# Does partial tracing a system with three shared Bell states give the identity?

Suppose I share three Bell states among two participants Alice and Bob and Charlie in the following manner: $$|\psi\rangle=\left(\dfrac{|0\rangle_1|0\rangle_2+ |1\rangle_1|1\rangle_2}{\sqrt{2}}\right)\left(\dfrac{|0\rangle_3|0\rangle_4+ |1\rangle_3|1\rangle_4}{\sqrt{2}}\right)\left(\dfrac{|0\rangle_5|0\rangle_6+ |1\rangle_5|1\rangle_6}{\sqrt{2}}\right)$$ I want to find out the density matrix for $$A$$ whos has qubits $$(1,4)$$ the others have say $$(2,3)$$ and $$(5,6)$$. So I first calculate $$|\psi\rangle\langle\psi|$$ and then take the trace over the particles $$(2356)$$, Since this is a long computation, we can just notice that the terms whose inner product will be involved are $$\langle0000|\rho|0000\rangle,\langle0100|\rho|0100\rangle, \langle1000|\rho|1000\rangle,\langle1100|\rho|1100\rangle,\langle0011|\rho|0011\rangle,\langle0111|\rho|0111\rangle,\langle1011|\rho|1011\rangle,\langle1111|\rho|1111\rangle,$$ the result I get on calculating this is $$\dfrac{2\left(|0\rangle_1|0\rangle_4\langle0|_1\langle0|_4+|0\rangle_1|1\rangle_4\langle0|_1\langle1|_4+|1\rangle_1|0\rangle_4\langle1|_1\langle0|_4+|1\rangle_1|1\rangle_4\langle1|_1\langle1|_4\right)}{8}=\dfrac{\mathbb{I}\otimes \mathbb{I}}{4}$$ Is this correct?
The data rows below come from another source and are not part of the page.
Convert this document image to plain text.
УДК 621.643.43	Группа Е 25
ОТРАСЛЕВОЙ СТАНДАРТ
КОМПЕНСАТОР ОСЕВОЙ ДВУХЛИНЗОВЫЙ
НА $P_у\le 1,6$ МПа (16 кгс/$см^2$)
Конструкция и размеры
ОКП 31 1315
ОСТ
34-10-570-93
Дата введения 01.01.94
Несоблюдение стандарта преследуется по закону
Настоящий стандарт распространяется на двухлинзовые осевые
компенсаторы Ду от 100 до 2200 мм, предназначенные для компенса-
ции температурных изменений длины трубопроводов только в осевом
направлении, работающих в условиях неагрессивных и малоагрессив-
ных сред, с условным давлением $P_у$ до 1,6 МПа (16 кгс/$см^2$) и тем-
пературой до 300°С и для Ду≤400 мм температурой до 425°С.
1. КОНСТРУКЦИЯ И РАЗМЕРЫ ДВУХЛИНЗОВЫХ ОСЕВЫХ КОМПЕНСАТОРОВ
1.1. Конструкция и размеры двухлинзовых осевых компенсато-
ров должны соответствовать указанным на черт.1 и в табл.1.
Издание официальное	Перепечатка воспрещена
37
What does this density matrix say about the information that the players have about each others particles?

The result is correct. You can see it in the other way. You have three two-qubit subsystems $$A = \{1,2\}$$, $$B = \{3,4\}$$ and $$C = \{5,6\}$$. The whole state is the product state on those three subsystems, i.e. the whole density matrix is $$\rho_A \otimes \rho_B \otimes \rho_C$$. Product state means there are absolutely no correlations between the states on subsystems. Hence you can fully ignore the $$C$$ subsystem if you are interested only in the state on $$D = \{1,4\}$$. Also since $$\rho_{AB} = \rho_{A} \otimes \rho_{B}$$ then it must be $$\rho_D = \rho_1 \otimes \rho_4$$.

• What does this density matrix tell us about the measurement outcomes of Alice, say if he measures $|\phi^+\rangle$? What does the first row second column element $a_{12}$ tell us? Nov 26 '19 at 16:16

What does this density matrix say about the information that the players have about each others particles?
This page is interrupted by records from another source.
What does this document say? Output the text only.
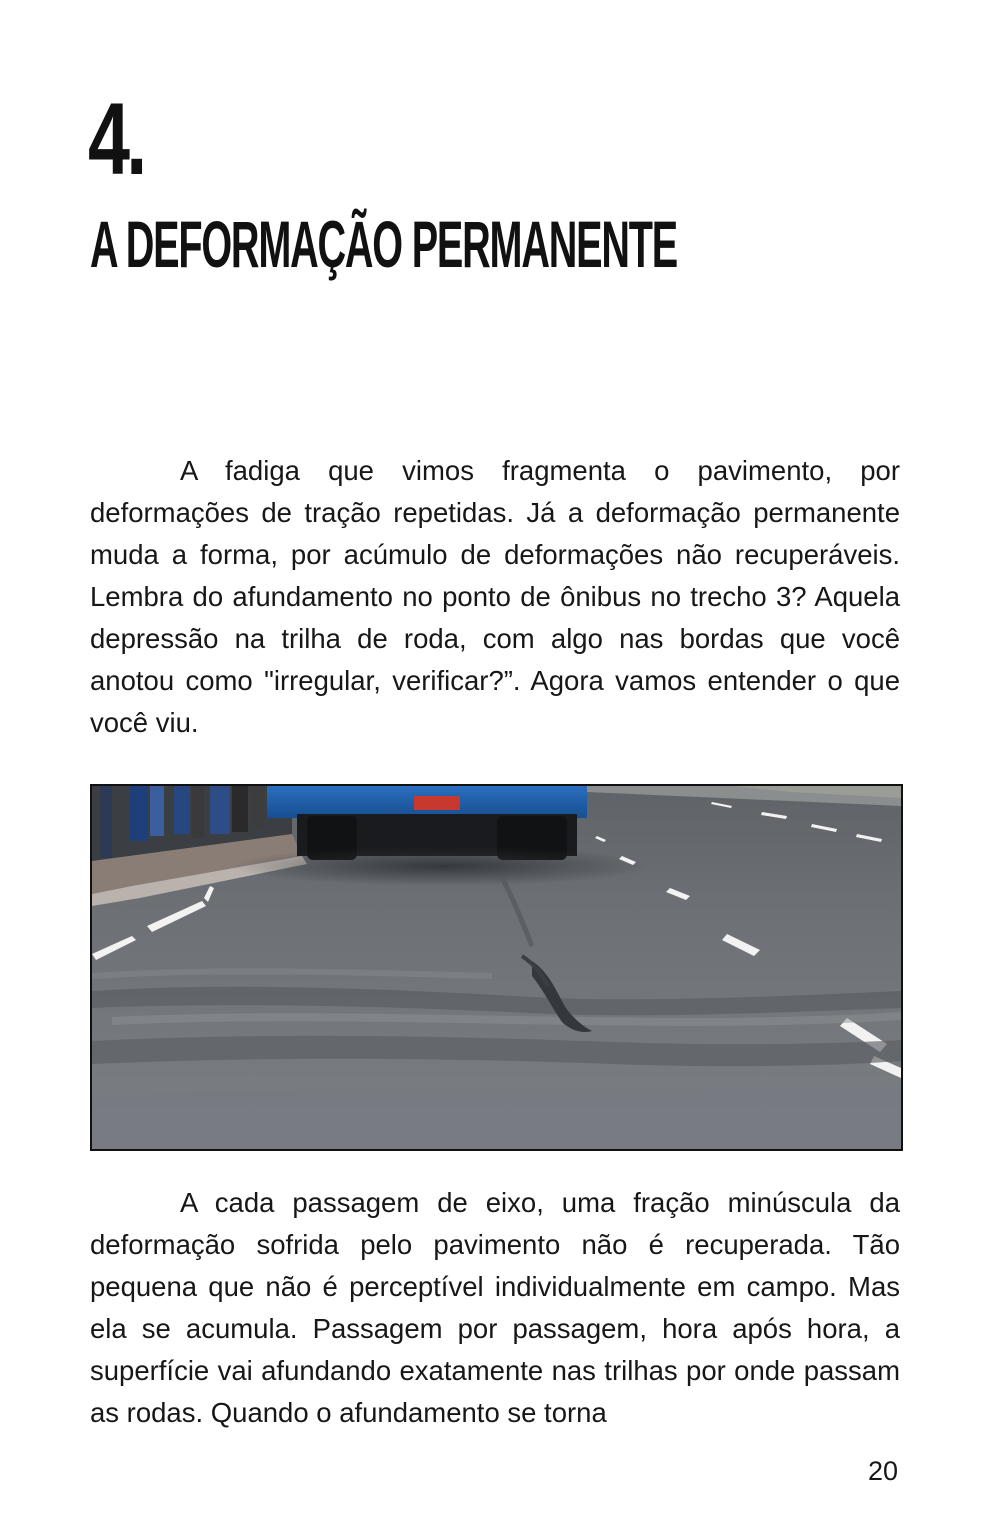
4.
A DEFORMAÇÃO PERMANENTE

A fadiga que vimos fragmenta o pavimento, por deformações de tração repetidas. Já a deformação permanente muda a forma, por acúmulo de deformações não recuperáveis. Lembra do afundamento no ponto de ônibus no trecho 3? Aquela depressão na trilha de roda, com algo nas bordas que você anotou como "irregular, verificar?”. Agora vamos entender o que você viu.

A cada passagem de eixo, uma fração minúscula da deformação sofrida pelo pavimento não é recuperada. Tão pequena que não é perceptível individualmente em campo. Mas ela se acumula. Passagem por passagem, hora após hora, a superfície vai afundando exatamente nas trilhas por onde passam as rodas. Quando o afundamento se torna

20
Nothing, if no further assumptions are made on the initial state. If $$A$$ and $$B$$ share a state $$\rho$$, a reduced state $$\rho^A$$ doesn't say anything about the information that $$A$$ has about $$B$$'s state. Indeed, $$B$$ can have any state as far as $$A$$ knows: any shared state of the form $$\rho^A\otimes \sigma$$ is compatible with $$A$$'s knowledge, for any state $$\sigma$$.
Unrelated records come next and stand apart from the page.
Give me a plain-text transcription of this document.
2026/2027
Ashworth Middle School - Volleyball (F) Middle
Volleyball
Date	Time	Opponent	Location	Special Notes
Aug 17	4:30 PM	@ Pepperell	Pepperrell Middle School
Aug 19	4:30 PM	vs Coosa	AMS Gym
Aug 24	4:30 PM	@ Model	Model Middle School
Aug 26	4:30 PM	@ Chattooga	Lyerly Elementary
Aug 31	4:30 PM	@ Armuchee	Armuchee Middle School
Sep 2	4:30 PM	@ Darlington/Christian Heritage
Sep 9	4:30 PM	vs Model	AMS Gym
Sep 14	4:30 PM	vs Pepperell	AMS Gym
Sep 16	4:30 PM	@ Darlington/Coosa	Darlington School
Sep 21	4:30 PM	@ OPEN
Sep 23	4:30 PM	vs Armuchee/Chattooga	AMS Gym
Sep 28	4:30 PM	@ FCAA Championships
If on the other hand Alice knows that the initial state is pure, then knowing that their share of the state is $$\rho^A$$, $$A$$ can infer the entropy of $$B$$'s state, because $$S(\rho^A)=S(\rho^B)$$. Nothing else can be said though, as any local operation applied to $$B$$ will not change $$A$$'s outcomes.

• Okay but if I already tell that the state shared is say$|\beta_{00}\rangle_{12}|\beta_{00}\rangle_{34}$ and give $A$ (1,4) partcilces and $B$ (2,3) particles. Then without B's knowledge he can construct the whole state $|\beta_{00}\rangle_{12}|\beta_{00}\rangle_{34}$ Nov 27 '19 at 11:22
• @Upstart if you already tell them what the overall state is, they know what the overall state is even without doing any measurement.. what do you mean by "construct" here?
– glS
Nov 27 '19 at 11:25
• do you mean to say that I should keep it to myself what I shared, say $|\beta_{00}\rangle_{12}|\beta_{00}\rangle_{34}$ , but don't tell them and just give them the particles. Nov 27 '19 at 11:28
• @Upstart well I don't know, in order to do what? Saying the parties what the overall state is doesn't change anything in the measurement outcomes.
– glS
Nov 27 '19 at 11:33